Across the (very busy) street was a small strip of stores, including a supermarket. People lived above these stores, and from Rishi’s balcony, I saw their laundry hanging on lines strung in every direction. Inside the supermarket, I was enthralled by brands familiar and unfamiliar. Since when did ordinary life take on the trappings of the exotic?
“Help me find some Tiffins,” Rishi asked me. We stood in the candy aisle, and I scanned the shelves, not knowing anything beyond the fact that Tiffins came in a tin. Moments before, I had stared at a milk-based boxed drink, kesar-flavored (saffron, I found out later). In American stores, the stock is carefully displayed, canisters and boxes in straight, orderly rows. In this store, boxed stock was kept behind the open stock on the shelf, a storage issue, I suspect. “Here it is,” Rishi said, pleased. The tin was neon colored, the cover image of a rollerblading Mickey Mouse and Donald Duck. Tiffins are like malted milk balls, puffed rice covered in chocolate.

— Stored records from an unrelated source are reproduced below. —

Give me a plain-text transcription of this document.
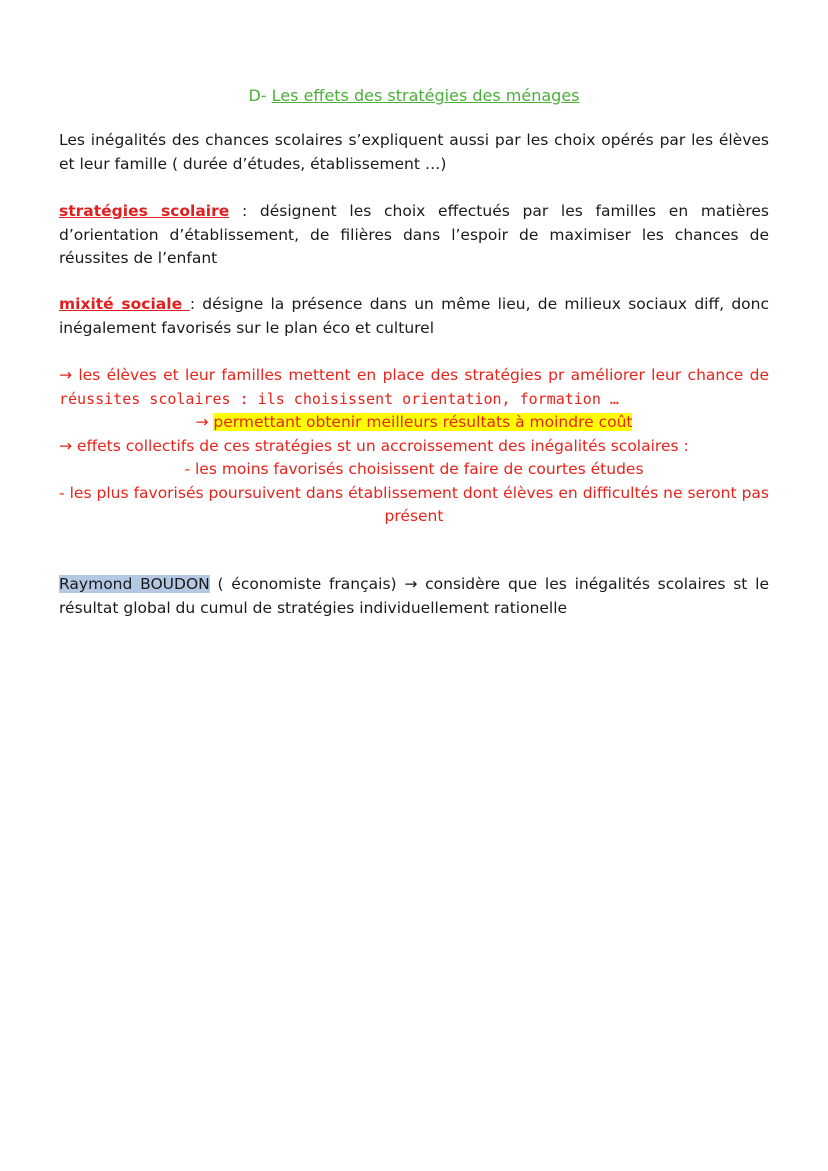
D- Les effets des stratégies des ménages
Les inégalités des chances scolaires s’expliquent aussi par les choix opérés par les élèves et leur famille ( durée d’études, établissement …)
stratégies scolaire : désignent les choix effectués par les familles en matières d’orientation d’établissement, de filières dans l’espoir de maximiser les chances de réussites de l’enfant
mixité sociale : désigne la présence dans un même lieu, de milieux sociaux diff, donc inégalement favorisés sur le plan éco et culturel
→ les élèves et leur familles mettent en place des stratégies pr améliorer leur chance de
réussites scolaires : ils choisissent orientation, formation …
→ permettant obtenir meilleurs résultats à moindre coût
→ effets collectifs de ces stratégies st un accroissement des inégalités scolaires :
- les moins favorisés choisissent de faire de courtes études
- les plus favorisés poursuivent dans établissement dont élèves en difficultés ne seront pas
présent
Raymond BOUDON ( économiste français) → considère que les inégalités scolaires st le résultat global du cumul de stratégies individuellement rationelle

The three of us sat on a futon, eating a pizza from Domino’s. I was disappointed in the toppings; instead of tandoori chicken, mango and curry, we had instead a “Mexican Green Wave,” which had jalapenos, green peppers, onions and tomatoes. Even Indians get tired of Indian food. Or America cultural imperialism has become so pervasive that it now imports its own bastardizations of other cultures -- Italy and Mexico in this case.
Periodically, the power would go off; the whole block went dark. I could still see outside -- the full moon -- and on the side of the streets, fires flared up: pavement dwellers. Then the power came back on, the A/C kicked back up, and life continued as normal.